Second, what on earth makes Blodget think that these analysts did actually think the stock wasn't worth $8.25 before the IPO? Blodget, more than anybody, knows that buy/sell recommendations are based on where the analyst thinks the stock is going: before the IPO, there wasn't a month's worth of data showing the share price going steadily south. Blodget seems to be living in some kind of parallel universe where a stock analyst takes a company's books, works out a valuation, and only then compares his own valuation to that of the market. If his valuation is higher then he puts a "buy" rating on the stock, and if it's lower then he slaps on a "sell". But of course no stock analyst actually works like this: one thing that is still true from four years ago is that the reasons why one might want to buy a falling stock are often very different from the reasons why one might want to buy a rising stock.

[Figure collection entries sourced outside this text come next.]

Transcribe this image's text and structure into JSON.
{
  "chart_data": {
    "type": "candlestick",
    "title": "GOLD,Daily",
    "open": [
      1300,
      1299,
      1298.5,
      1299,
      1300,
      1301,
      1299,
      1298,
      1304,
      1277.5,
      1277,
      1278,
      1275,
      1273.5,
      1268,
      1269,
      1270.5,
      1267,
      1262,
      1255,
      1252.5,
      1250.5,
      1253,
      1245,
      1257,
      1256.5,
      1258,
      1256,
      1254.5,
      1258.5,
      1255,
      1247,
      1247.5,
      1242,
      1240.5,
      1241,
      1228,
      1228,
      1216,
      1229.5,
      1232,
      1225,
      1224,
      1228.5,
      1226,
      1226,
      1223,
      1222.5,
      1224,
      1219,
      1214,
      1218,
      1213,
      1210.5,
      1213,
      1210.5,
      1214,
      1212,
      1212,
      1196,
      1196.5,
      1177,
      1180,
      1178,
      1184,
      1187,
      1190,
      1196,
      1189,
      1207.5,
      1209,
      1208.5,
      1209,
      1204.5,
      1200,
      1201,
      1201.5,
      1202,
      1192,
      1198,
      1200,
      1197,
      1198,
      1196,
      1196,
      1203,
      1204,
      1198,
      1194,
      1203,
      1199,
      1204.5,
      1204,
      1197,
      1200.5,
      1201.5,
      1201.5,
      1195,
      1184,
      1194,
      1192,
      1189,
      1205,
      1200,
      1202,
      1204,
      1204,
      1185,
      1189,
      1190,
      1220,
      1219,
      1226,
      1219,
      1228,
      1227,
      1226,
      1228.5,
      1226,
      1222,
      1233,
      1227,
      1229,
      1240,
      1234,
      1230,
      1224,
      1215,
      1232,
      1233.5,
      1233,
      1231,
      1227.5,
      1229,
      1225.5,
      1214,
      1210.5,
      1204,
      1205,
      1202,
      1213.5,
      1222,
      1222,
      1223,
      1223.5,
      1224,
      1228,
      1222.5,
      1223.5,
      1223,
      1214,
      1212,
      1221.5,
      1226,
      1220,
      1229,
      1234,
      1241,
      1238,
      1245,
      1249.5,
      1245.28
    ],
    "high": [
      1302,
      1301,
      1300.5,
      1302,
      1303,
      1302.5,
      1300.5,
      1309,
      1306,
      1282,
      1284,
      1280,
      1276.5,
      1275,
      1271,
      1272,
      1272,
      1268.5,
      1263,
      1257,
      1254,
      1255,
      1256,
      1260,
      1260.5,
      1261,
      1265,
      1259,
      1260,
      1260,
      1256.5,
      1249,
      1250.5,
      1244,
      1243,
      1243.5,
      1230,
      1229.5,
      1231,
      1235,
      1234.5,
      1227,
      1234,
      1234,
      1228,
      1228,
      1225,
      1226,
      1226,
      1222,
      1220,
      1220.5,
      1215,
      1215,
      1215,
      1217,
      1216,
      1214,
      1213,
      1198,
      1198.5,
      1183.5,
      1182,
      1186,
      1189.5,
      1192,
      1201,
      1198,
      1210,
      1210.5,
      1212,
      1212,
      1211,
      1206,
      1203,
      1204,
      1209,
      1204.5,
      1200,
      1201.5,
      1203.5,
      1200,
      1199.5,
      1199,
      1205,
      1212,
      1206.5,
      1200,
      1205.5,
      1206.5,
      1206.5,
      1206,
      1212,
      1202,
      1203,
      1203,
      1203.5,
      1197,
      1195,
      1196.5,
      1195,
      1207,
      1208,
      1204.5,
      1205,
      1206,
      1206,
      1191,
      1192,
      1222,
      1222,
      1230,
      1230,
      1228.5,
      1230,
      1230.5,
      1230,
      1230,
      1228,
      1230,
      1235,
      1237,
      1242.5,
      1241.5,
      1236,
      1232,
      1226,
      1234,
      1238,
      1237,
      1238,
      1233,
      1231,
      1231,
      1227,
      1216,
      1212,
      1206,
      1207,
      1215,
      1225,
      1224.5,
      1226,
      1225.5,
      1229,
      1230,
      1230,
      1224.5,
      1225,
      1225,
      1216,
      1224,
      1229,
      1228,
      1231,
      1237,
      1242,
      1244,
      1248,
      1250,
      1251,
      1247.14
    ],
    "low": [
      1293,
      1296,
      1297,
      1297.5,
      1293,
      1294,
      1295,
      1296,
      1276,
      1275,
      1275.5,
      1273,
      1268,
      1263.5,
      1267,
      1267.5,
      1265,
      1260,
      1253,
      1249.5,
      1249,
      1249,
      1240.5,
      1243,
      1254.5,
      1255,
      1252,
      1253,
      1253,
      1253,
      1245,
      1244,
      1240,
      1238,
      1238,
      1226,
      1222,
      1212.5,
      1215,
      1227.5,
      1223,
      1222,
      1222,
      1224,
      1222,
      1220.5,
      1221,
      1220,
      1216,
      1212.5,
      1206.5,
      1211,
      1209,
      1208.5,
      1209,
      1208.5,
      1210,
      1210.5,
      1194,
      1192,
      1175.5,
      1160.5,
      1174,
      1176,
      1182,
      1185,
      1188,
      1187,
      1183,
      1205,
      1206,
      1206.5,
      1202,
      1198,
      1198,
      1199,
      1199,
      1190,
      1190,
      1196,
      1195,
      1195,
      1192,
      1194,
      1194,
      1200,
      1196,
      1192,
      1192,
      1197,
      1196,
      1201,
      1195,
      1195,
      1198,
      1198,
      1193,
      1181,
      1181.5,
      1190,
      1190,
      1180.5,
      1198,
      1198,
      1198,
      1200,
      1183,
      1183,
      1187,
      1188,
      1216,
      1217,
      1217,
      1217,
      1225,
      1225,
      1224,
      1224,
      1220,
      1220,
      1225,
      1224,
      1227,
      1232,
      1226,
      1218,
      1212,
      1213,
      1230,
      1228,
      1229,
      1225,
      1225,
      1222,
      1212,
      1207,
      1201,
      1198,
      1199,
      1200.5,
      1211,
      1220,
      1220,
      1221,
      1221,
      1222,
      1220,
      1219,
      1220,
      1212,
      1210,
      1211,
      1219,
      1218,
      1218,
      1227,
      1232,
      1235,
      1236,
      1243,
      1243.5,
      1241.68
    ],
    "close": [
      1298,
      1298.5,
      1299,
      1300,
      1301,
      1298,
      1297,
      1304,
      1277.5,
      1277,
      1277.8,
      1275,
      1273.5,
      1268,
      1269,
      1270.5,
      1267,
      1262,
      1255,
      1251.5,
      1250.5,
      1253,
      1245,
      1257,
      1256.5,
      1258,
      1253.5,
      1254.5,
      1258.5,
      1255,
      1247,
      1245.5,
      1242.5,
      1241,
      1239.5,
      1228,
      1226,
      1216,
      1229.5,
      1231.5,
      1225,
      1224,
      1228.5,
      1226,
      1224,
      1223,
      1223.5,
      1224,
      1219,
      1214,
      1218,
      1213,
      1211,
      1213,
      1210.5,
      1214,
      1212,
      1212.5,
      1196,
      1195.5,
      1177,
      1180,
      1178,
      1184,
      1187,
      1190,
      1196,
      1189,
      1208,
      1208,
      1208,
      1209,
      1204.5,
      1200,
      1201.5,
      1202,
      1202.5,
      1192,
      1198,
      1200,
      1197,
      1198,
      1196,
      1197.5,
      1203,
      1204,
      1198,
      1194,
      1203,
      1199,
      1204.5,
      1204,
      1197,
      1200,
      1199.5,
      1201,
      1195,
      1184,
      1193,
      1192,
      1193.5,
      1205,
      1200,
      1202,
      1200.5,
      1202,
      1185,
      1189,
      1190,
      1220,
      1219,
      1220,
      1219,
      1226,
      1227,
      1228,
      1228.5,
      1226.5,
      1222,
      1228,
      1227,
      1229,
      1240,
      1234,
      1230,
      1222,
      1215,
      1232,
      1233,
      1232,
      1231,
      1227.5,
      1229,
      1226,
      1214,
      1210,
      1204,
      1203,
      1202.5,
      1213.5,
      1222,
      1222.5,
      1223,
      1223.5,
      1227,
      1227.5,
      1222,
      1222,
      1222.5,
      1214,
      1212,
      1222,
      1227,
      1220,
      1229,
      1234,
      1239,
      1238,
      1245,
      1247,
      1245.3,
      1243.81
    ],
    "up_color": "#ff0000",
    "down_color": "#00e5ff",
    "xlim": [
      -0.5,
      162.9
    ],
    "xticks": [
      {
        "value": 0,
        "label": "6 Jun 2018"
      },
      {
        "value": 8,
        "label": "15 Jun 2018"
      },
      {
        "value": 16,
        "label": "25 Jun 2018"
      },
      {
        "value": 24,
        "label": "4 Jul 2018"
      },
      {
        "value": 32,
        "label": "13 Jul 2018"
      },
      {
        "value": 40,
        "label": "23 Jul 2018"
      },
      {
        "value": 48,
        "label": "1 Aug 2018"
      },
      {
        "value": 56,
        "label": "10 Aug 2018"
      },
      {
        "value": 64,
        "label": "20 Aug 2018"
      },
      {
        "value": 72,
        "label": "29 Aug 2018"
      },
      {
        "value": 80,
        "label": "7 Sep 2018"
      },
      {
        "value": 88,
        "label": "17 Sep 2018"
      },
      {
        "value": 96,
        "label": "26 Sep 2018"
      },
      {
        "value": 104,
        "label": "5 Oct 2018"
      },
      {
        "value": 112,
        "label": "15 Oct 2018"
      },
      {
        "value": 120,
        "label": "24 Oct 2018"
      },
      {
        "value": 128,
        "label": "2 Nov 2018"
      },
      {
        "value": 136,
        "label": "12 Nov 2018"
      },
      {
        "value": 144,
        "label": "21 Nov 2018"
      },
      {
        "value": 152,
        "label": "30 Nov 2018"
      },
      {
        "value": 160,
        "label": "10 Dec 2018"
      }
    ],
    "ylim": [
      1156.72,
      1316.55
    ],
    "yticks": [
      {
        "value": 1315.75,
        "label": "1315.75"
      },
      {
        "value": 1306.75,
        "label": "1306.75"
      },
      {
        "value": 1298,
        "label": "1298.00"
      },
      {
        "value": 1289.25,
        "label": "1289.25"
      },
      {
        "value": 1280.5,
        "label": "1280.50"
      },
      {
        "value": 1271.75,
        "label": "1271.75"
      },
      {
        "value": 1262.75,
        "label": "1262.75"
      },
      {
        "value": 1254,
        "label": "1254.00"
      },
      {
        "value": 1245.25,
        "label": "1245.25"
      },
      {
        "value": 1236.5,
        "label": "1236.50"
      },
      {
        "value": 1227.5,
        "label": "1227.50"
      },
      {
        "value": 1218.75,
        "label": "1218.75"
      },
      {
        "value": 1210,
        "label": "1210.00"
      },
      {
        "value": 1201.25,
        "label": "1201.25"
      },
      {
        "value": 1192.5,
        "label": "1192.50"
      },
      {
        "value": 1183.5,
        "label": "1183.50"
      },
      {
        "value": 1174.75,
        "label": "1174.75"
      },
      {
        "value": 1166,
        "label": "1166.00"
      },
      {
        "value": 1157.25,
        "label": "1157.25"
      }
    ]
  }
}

Clearly, the market has looked at the valuation that Vonage's bankers put on the company when it went public, and decided that it doesn't make sense. Indeed, it's entirely possible that any non-zero valuation for Vonage doesn't make sense, given that the company might well never make a profit. In any case, the direction that the stock is headed in is unambiguous, and I daresay that there are precious few companies which lost half their market capitalization in the first month of trading, and then proceeded to turn around and bounce healthily back. In other words, even if you thought that Vonage was worth, say, $25 per share, you'd think twice before putting on a "buy" recommendation after the stock had sunk from $17 to $8.25 in the course of its first month trading.

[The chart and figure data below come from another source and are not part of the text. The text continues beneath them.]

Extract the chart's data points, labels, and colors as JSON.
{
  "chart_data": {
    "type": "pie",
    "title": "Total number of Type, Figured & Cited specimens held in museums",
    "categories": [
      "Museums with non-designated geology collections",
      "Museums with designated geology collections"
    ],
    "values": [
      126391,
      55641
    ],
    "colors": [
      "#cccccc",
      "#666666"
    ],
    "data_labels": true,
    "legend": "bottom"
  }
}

Which is to say that having a stock analyst "sign off on the deal" before it's priced is extremely silly. What would that entail, anyway? Giving the stock analyst veto power over whether the company can be brought to market at any given price? Surely the market should be the main arbiter of the price, not one analyst. I really can't imagine what Blodget has in mind here. Presumably he means some kind of statement from the analyst that the IPO price is not unreasonable – but asking an analyst to provide such a statement puts him in an impossible situation. How could he say no?

Posted by Felix at 19:24 EST

Comments

A few large independant research firm issued a sell report on Vonage as soon the IPO price was known.
Check Greg Lundberg from Soleil Securities.
Those who know the telecom industry know that VG was deseparatly looking to be bought out. As no one was stupid enough the choose the IPO road.
Vonage as a very weak competitive position and should go under in the near term.